Method: We propose Advantage-Augmented Policy Optimization (AAPO), a value-free policy optimization algorithm that introduces a novel momentum-based advantage augmentation mechanism within the group-relative estimation framework to mitigate gradient degeneration. AAPO directly optimizes the policy using cross-entropy loss, enhancing both stability and sample efficiency.

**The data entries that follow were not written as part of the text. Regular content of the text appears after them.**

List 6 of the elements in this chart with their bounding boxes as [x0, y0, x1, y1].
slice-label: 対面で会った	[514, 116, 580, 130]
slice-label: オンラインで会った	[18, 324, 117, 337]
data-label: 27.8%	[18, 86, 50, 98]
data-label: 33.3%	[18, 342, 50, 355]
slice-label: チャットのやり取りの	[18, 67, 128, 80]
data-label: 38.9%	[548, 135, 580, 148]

Results: On multiple mathematical reasoning benchmarks, AAPO achieves an average 3.2% absolute improvement in reasoning accuracy over GRPO and PPO, while improving training sample efficiency by approximately 40%.
📝 Abstract
Reinforcement learning (RL) has emerged as an effective approach for enhancing the reasoning capabilities of large language models (LLMs), especially in scenarios where supervised fine-tuning (SFT) falls short due to limited chain-of-thought (CoT) data. Among RL-based post-training methods, group relative advantage estimation, as exemplified by Group Relative Policy Optimization (GRPO), has attracted considerable attention for eliminating the dependency on the value model, thereby simplifying training compared to traditional approaches like Proximal Policy Optimization (PPO). However, we observe that exsiting group relative advantage estimation method still suffers from training inefficiencies, particularly when the estimated advantage approaches zero. To address this limitation, we propose Advantage-Augmented Policy Optimization (AAPO), a novel RL algorithm that optimizes the cross-entropy (CE) loss using advantages enhanced through a momentum-based estimation scheme. This approach effectively mitigates the inefficiencies associated with group relative advantage estimation. Experimental results on multiple mathematical reasoning benchmarks demonstrate the superior performance of AAPO.